Des effets avérés en matière de stabilité de la prévalence du surpoids…

Les résultats du PNNS peuvent être appréciés au vu des objectifs initiaux de réduction de la prévalence du surpoids et de l’obésité, grâce aux différentes enquêtes conduites par l’ANSES (étude individuelle des comportements alimentaires-INCA) et Santé publique France (enquêtes ENNS, puis ESTEBAN).

La dernière publication (mai 2017), de Santé publique France (enquête ESTEBAN) fait état d’une stabilité de la prévalence du surpoids aussi bien chez les adultes, que chez les enfants 

  • En 2015, chez les 18-74 ans, la prévalence du surpoids (y compris l’obésité) est de 49 % (54 % chez les hommes et 44 % chez les femmes), indicateur stable par rapport à 2006,
  • La proportion de personnes adultes obèses est de 17 %, pourcentage stable également,
  • 16 % des garçons (6-17 ans), et 18 % des filles sont en surpoids, sans évolution significative depuis 2006. La prévalence de l’obésité est de 4 % en 2015 (plus de 10 % aux Etats-Unis ou au Canada). La prévalence de la maigreur est en forte augmentation, de 8 % en 2006 à 13 % en 2015.

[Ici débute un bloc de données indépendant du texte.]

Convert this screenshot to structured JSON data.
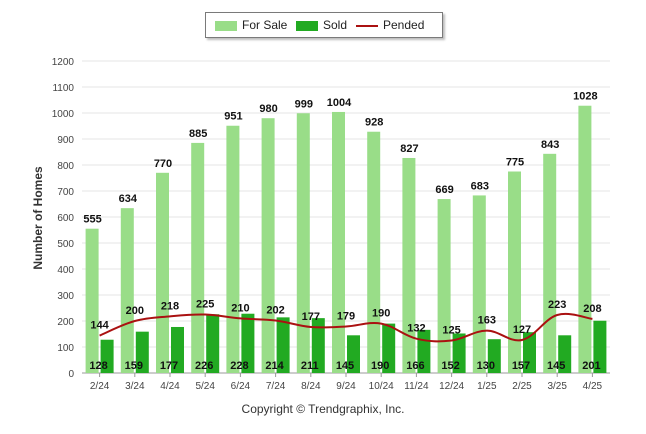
{
  "chart_data": {
    "type": "bar",
    "ylabel": "Number of Homes",
    "xlabel": "",
    "ylim": [
      0,
      1200
    ],
    "yticks": [
      0,
      100,
      200,
      300,
      400,
      500,
      600,
      700,
      800,
      900,
      1000,
      1100,
      1200
    ],
    "grid": true,
    "legend_position": "top-center",
    "categories": [
      "2/24",
      "3/24",
      "4/24",
      "5/24",
      "6/24",
      "7/24",
      "8/24",
      "9/24",
      "10/24",
      "11/24",
      "12/24",
      "1/25",
      "2/25",
      "3/25",
      "4/25"
    ],
    "series": [
      {
        "name": "For Sale",
        "kind": "bar",
        "color": "#99dd88",
        "values": [
          555,
          634,
          770,
          885,
          951,
          980,
          999,
          1004,
          928,
          827,
          669,
          683,
          775,
          843,
          1028
        ]
      },
      {
        "name": "Sold",
        "kind": "bar",
        "color": "#22aa22",
        "values": [
          128,
          159,
          177,
          226,
          228,
          214,
          211,
          145,
          190,
          166,
          152,
          130,
          157,
          145,
          201
        ]
      },
      {
        "name": "Pended",
        "kind": "line",
        "color": "#aa1111",
        "values": [
          144,
          200,
          218,
          225,
          210,
          202,
          177,
          179,
          190,
          132,
          125,
          163,
          127,
          223,
          208
        ]
      }
    ]
  },
  "legend": {
    "for_sale": "For Sale",
    "sold": "Sold",
    "pended": "Pended"
  },
  "footer": {
    "copyright": "Copyright © Trendgraphix, Inc."
  }
}
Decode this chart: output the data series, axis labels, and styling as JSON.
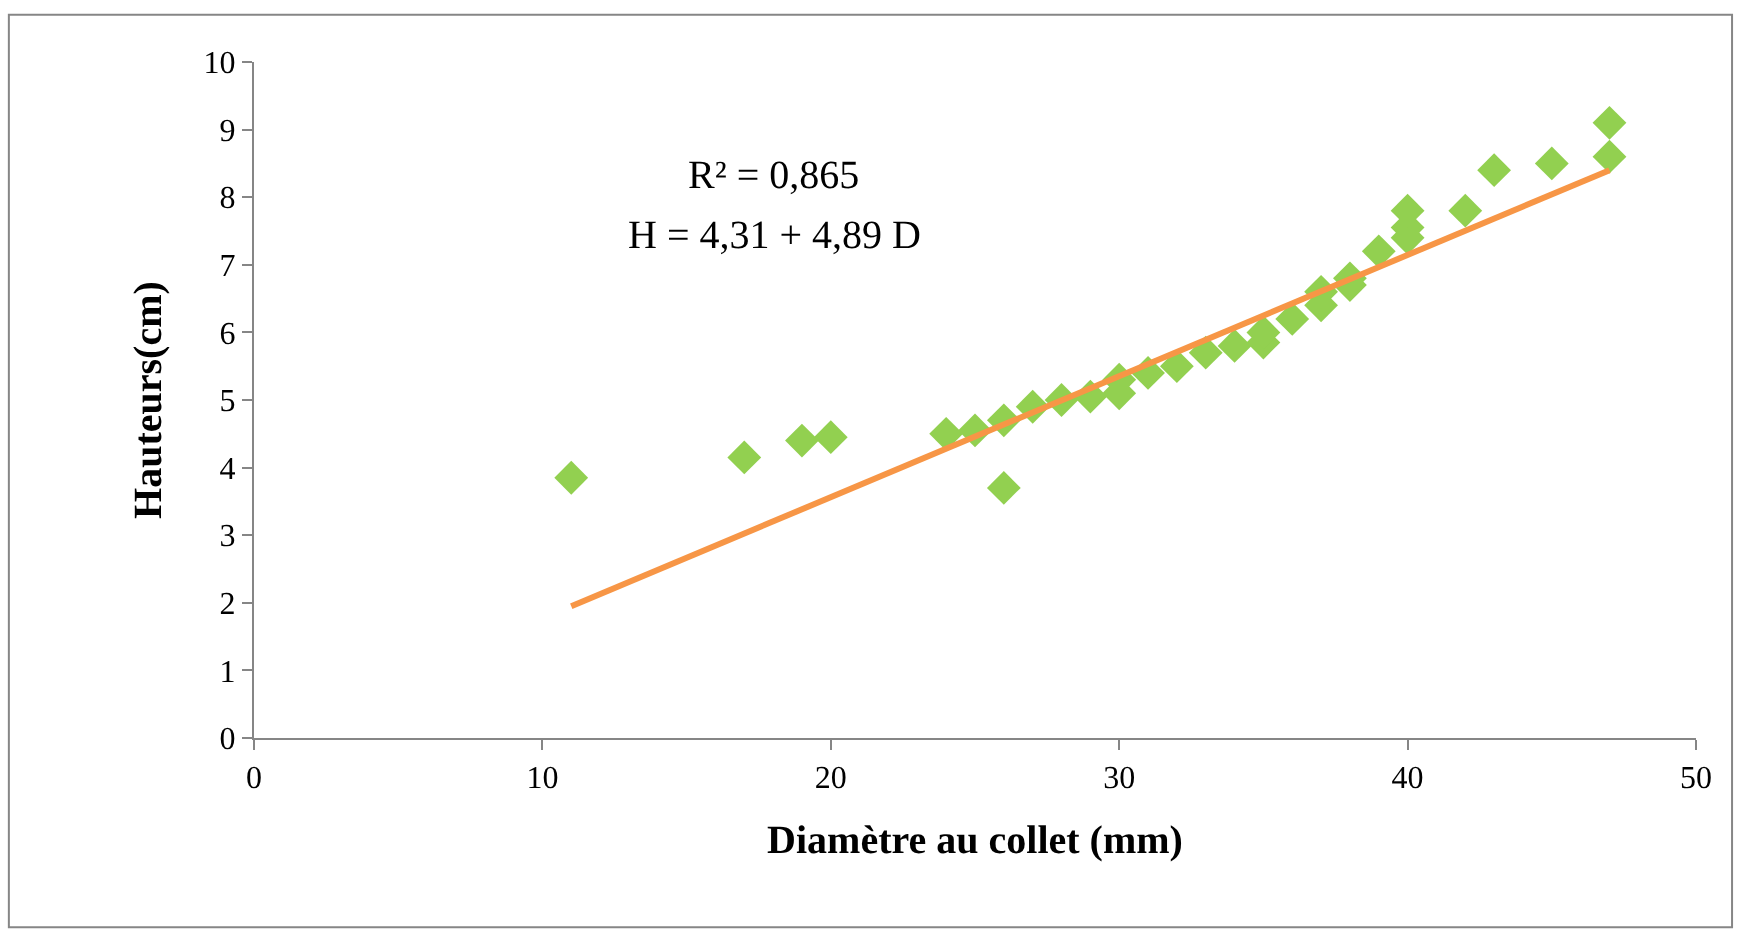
{
  "chart_data": {
    "type": "scatter",
    "xlabel": "Diamètre au collet (mm)",
    "ylabel": "Hauteurs(cm)",
    "annotations": [
      "R² = 0,865",
      "H = 4,31 + 4,89 D"
    ],
    "xlim": [
      0,
      50
    ],
    "xticks": [
      0,
      10,
      20,
      30,
      40,
      50
    ],
    "ylim": [
      0,
      10
    ],
    "yticks": [
      0,
      1,
      2,
      3,
      4,
      5,
      6,
      7,
      8,
      9,
      10
    ],
    "series": [
      {
        "marker": "diamond",
        "color": "#92d050",
        "x": [
          11,
          17,
          19,
          20,
          24,
          25,
          26,
          26,
          27,
          28,
          29,
          30,
          30,
          31,
          32,
          33,
          34,
          35,
          35,
          36,
          37,
          37,
          38,
          38,
          39,
          40,
          40,
          40,
          42,
          43,
          45,
          47,
          47
        ],
        "values": [
          3.85,
          4.15,
          4.4,
          4.45,
          4.5,
          4.55,
          4.7,
          3.7,
          4.9,
          5.0,
          5.05,
          5.1,
          5.3,
          5.4,
          5.5,
          5.7,
          5.8,
          5.85,
          6.0,
          6.2,
          6.4,
          6.6,
          6.7,
          6.8,
          7.2,
          7.4,
          7.55,
          7.8,
          7.8,
          8.4,
          8.5,
          8.6,
          9.1
        ]
      },
      {
        "type": "line",
        "marker": "none",
        "color": "#f79646",
        "x": [
          11,
          47
        ],
        "values": [
          1.95,
          8.4
        ]
      }
    ]
  }
}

Cette stabilisation de la prévalence du surpoids chez les enfants a été confirmée dans les enquêtes INCA, et dans l’enquête en milieu scolaire de la DREES.

 

… et d’évolution des habitudes alimentaires

La comparaison des enquêtes INCA1 (1998-1999) et INCA2 (2006-2007), par l’ANSES, aboutit aux conclusions suivantes (l’enquête INCA3/2014 est en cours d’exploitation) :

Facteurs positifs :

  • augmentation de la consommation de fruits chez les adultes et les adolescents ;
  • diminution de la consommation des boissons alcoolisées chez les adultes ;
  • diminution de la consommation de sel, insuffisante malgré tout ;
  • stabilisation des apports énergétiques chez les adultes et diminution sensible chez les enfants de moins de 14 ans.

Points à améliorer

  • alimentation encore trop pauvre en glucides et en fibres ;
  • déstructuration du rythme alimentaire chez les 15-35 ans qui s’accentue,
  • consommation insuffisante de fruits et légumes chez les jeunes adultes,
  • niveau d’activité physique globalement insuffisant, notamment chez les jeunes filles (15-17 ans).

Autres constats, les disparités régionales en matière d’habitudes alimentaires restent fortement ancrées. Le Nord et l’Ouest consomment davantage de beurre, tandis que le Sud et l’Est privilégient les huiles. Les habitants du Nord consomment davantage de pommes de terre et d’aliments sucrés, ceux du Sud des légumes. Entre l’Est et l’Ouest, les différences concernent plutôt les produits laitiers (laits, produits laitiers frais et entremets à l’Ouest, fromages à l’Est) et le niveau de transformation des aliments.